In an effort to reduce the number opioid prescriptions, Sen. Don Harmon (D-Oak Park) has introduced a bill that would fast-track temporary medical cannabis cards to patients as an alternative.
The Alternative to Opioids Act expedites the application process to 14 days for those prescribed opioid-based painkillers. Those accepted would get a 12-month temporary registry card for cannabis.
Medical cannabis has been legal in Illinois since the establishment of the Compassionate Use of Medical Cannabis Pilot Program in 2013. The drug is legal for medical uses in 29 states.
Harmon said in a telephone interview that the bill was inspired by patients who testified before the Senate Executive Committee last spring about getting addicted to opioids.
Patients described the difficulty in weening themselves off opioids. He said the bill aims to reduce the use of such drugs.
"With the opioid crisis rapidly getting worse, it's clear that what we're doing now isn't working," Harmon said in a press release. "Research has shown that medical cannabis can treat the same conditions for which opioids are prescribed. With thousands of people from every part of our state dying from opioid addiction, it would be irresponsible for us to not consider any safe alternative treatment."
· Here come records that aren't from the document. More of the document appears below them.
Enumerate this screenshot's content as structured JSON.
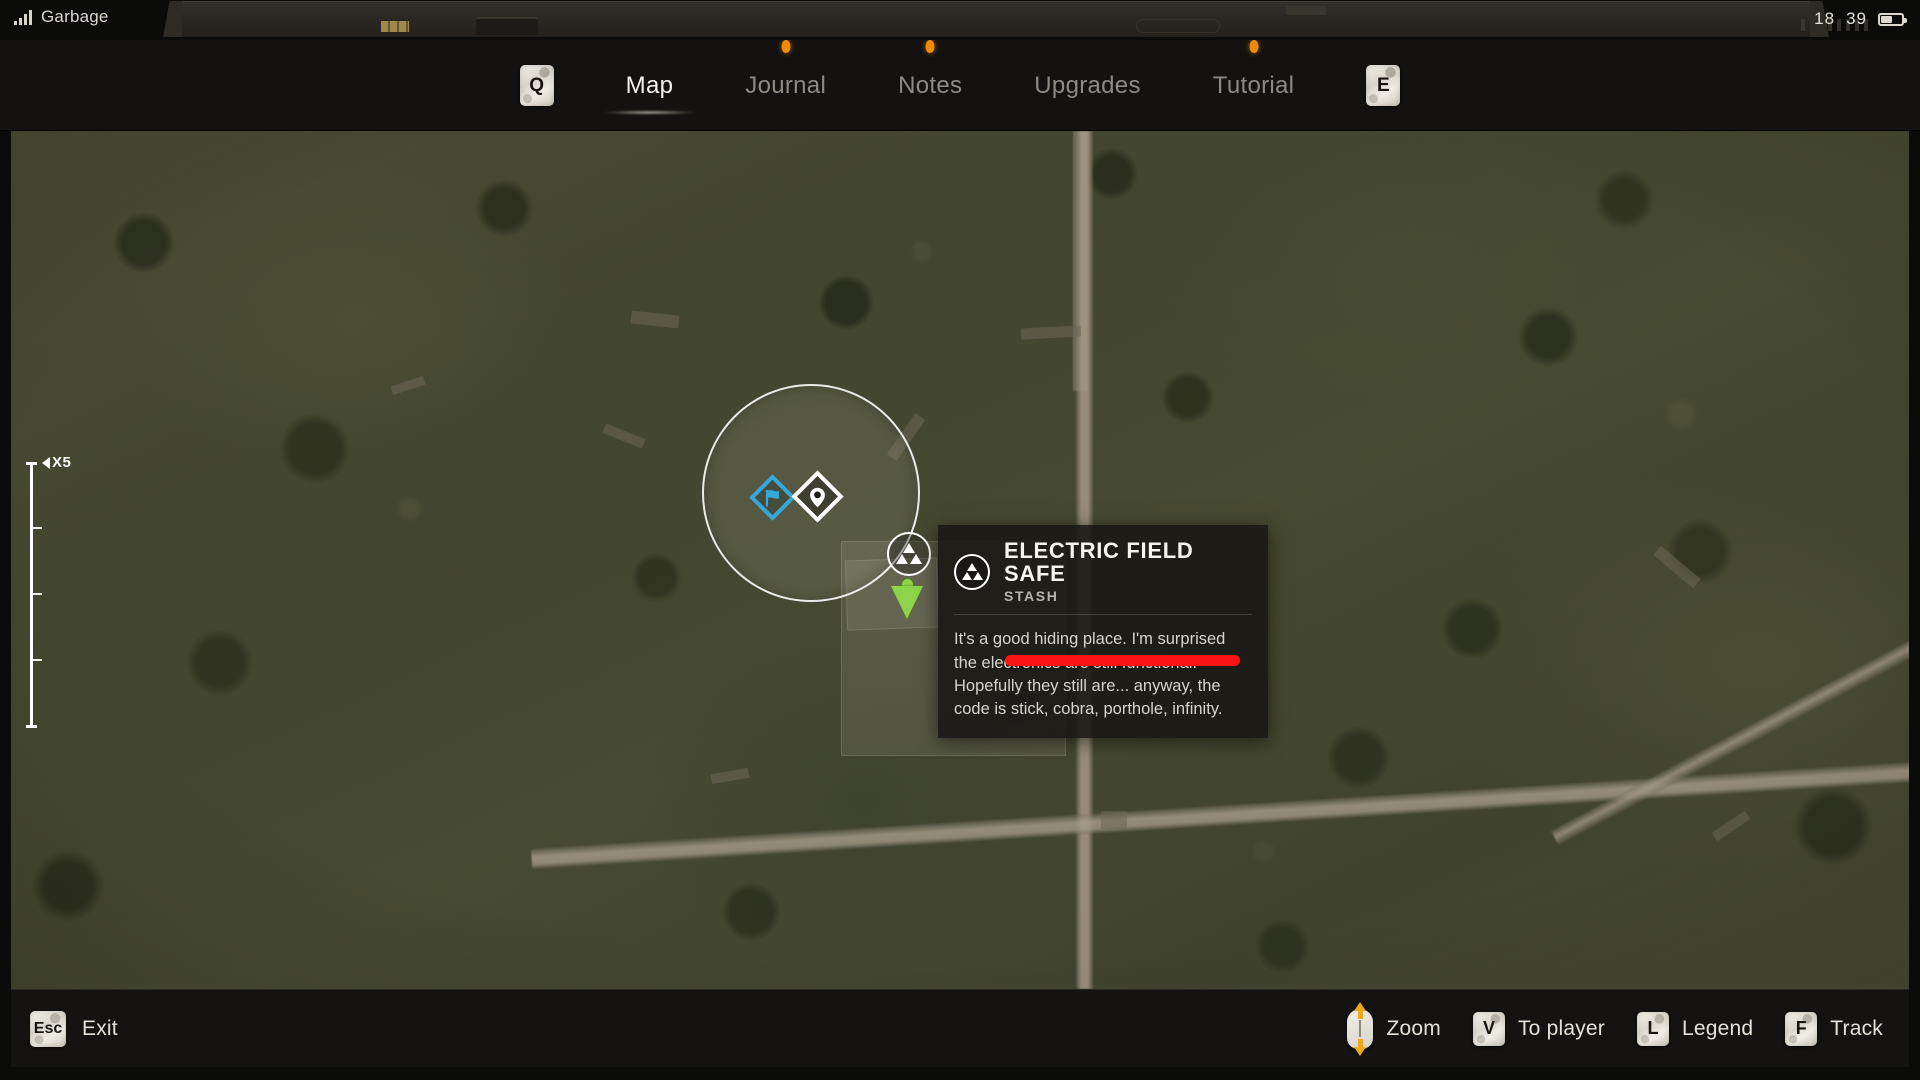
{
  "status_bar": {
    "signal_icon": "signal-bars-icon",
    "location_name": "Garbage",
    "time_hours": "18",
    "time_minutes": "39",
    "battery_icon": "battery-icon"
  },
  "nav": {
    "prev_key": "Q",
    "next_key": "E",
    "tabs": [
      {
        "label": "Map",
        "active": true,
        "notification": false
      },
      {
        "label": "Journal",
        "active": false,
        "notification": true
      },
      {
        "label": "Notes",
        "active": false,
        "notification": true
      },
      {
        "label": "Upgrades",
        "active": false,
        "notification": false
      },
      {
        "label": "Tutorial",
        "active": false,
        "notification": true
      }
    ]
  },
  "map": {
    "zoom_scale": {
      "label": "X5",
      "marker_icon": "left-triangle-icon"
    },
    "markers": [
      {
        "name": "search-area-circle",
        "icon": "circle-outline"
      },
      {
        "name": "marker-flag",
        "icon": "flag-diamond-icon",
        "color": "#35a7d9"
      },
      {
        "name": "marker-point-of-interest",
        "icon": "location-pin-diamond-icon",
        "color": "#ffffff"
      },
      {
        "name": "marker-stash",
        "icon": "stash-triangles-icon",
        "color": "#ffffff"
      },
      {
        "name": "marker-player",
        "icon": "player-arrow-icon",
        "color": "#8ed44a"
      }
    ]
  },
  "tooltip": {
    "icon": "stash-triangles-icon",
    "title": "ELECTRIC FIELD SAFE",
    "subtitle": "STASH",
    "description": "It's a good hiding place. I'm surprised the electronics are still functional. Hopefully they still are... anyway, the code is stick, cobra, porthole, infinity.",
    "highlight_color": "#fb1414"
  },
  "footer": {
    "exit": {
      "key": "Esc",
      "label": "Exit"
    },
    "actions": [
      {
        "key": "",
        "icon": "mouse-scroll-icon",
        "label": "Zoom"
      },
      {
        "key": "V",
        "icon": "keycap",
        "label": "To player"
      },
      {
        "key": "L",
        "icon": "keycap",
        "label": "Legend"
      },
      {
        "key": "F",
        "icon": "keycap",
        "label": "Track"
      }
    ]
  }
}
Harmon noted that more than 60,000 people died from drug overdoses in the U.S. in 2016, "more than the total number of U.S. soldiers killed in the Vietnam War."
He said that opioid-related deaths have increased 120 percent in Illinois from 2014 to 2015, according to the Center for Disease Control and Prevention.
Asked whether he was concerned about the argument that cannabis can be a gateway drug for more powerful sedatives, Harmon said, "I don't know that I believe it."
"I know heroin is addictive and opioids are addictive, and they're ruining lives and killing people," he said. "I'm willing to take the risk that medical cannabis is a better substitute.
"I think it's important to build a model that allows patients to quickly transition from opioids to something else," he added. "I'm optimistic that medical cannabis is an appropriate alternative."